Di fronte a questo scenario, anche il segretario generale delle Nazioni Unite, António Guterres, è sceso in campo, sottolineando con forza che il sistema multilaterale ha bisogno di attuare un Piano «Sdg Stimulus» urgente e di vasta portata, che inizi con azioni immediate di liquidità e riduzione del debito per consentire alle economie in via di sviluppo di raggiungere gli obiettivi di sviluppo globale.

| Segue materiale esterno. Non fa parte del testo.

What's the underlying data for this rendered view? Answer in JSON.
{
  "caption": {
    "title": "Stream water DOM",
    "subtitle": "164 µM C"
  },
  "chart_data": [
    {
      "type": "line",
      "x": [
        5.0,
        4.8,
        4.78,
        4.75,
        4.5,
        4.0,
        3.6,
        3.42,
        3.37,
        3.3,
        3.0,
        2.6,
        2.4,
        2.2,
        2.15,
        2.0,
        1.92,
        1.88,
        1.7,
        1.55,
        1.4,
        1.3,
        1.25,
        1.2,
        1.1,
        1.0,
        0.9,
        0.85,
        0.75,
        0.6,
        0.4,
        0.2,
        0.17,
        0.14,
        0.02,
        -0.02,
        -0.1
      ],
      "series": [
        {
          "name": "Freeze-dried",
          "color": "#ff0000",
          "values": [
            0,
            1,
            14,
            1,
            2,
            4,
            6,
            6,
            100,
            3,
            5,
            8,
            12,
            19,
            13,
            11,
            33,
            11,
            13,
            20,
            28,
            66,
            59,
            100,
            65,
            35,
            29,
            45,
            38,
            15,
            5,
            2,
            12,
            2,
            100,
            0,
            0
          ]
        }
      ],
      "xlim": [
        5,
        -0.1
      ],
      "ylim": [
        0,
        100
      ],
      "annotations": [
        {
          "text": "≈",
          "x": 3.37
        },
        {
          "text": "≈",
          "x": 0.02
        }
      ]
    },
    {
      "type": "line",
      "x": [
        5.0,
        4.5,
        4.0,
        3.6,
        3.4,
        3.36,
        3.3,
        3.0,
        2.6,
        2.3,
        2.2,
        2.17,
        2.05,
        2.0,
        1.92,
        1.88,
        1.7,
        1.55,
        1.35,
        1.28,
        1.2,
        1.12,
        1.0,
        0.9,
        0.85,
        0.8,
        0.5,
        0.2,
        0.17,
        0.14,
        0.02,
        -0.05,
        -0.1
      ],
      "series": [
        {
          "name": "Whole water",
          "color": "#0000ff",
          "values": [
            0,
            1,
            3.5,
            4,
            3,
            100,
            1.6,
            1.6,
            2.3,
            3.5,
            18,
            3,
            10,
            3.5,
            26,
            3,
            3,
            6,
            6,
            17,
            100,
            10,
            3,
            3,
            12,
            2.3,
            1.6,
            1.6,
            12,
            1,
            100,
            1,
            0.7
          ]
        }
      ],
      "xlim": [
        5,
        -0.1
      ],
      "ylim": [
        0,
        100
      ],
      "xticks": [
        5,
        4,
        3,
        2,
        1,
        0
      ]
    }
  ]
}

In un comunicato diramato il 14 ottobre scorso, lo Undp ha insistito sulla necessità di liquidità a breve termine per le economie in via di sviluppo, particolarmente quelli dell’Africa Subsahariana, per sostenere gli sforzi di ripresa nel breve termine. «I problemi di liquidità non sono ingestibili: ci siamo già misurati con il covid-19, quando le economie del G7 hanno fornito 16 trilioni di dollari di liquidità tra il 2020 e il 2021. Le banche centrali hanno, e possono ancora una volta, fornire liquidità alle economie in via di sviluppo ed emergenti», ha dichiarato Steiner, precisando che l’«Fmi può espandere le sue linee di credito di emergenza e accelerare la ricanalizzazione dei diritti speciali di prelievo».

Ribadendo poi l’urgenza di una ristrutturazione del debito, Steiner ha sottolineato la necessità di una spinta urgente per finanziare gli obiettivi di sviluppo sostenibile (Oss) e gli obiettivi dell’accordo sul clima di Parigi, in linea con le priorità e le esigenze ogni singolo Paese.

Una cosa è certa: alla luce di queste considerazioni, tenendo soprattutto conto degli effetti devastanti non solo della pandemia e della crisi russo-ucraina, ma anche dei cambiamenti climatici, è evidente che la soluzione per venire incontro alle necessità dei Paesi svantaggiati, africani in primis, è quella di una concertazione, nell’ambito del consesso delle nazioni, che tenga conto dell’auspicata New Economy di Papa Francesco.

Occorre certamente un nuovo ordine economico-finanziario che tenga conto dei diritti di tutti a partire dal mercato delle materie prime, delle tecnologie e dei prodotti chiave, scongiurando che alcuni attori internazionali esercitino una leva geopolitica indesiderata a scapito di altri.

Pertanto è oggi più che mai necessaria la convocazione di una conferenza a livello di capi di Stato e di governo, simile a quella di Bretton Woods del 1944, ma anche più inclusiva e rappresentativa, per definire globalmente un nuovo e più giusto sistema monetario, finanziario e commerciale, anche attraverso meccanismi di controllo che tengano a freno, ad esempio, la speculazione selvaggia che inquina i mercati. In effetti, se così fosse, i 54 Paesi indebitati di cui sopra non sarebbero certamente oggi nella condizione in cui versano.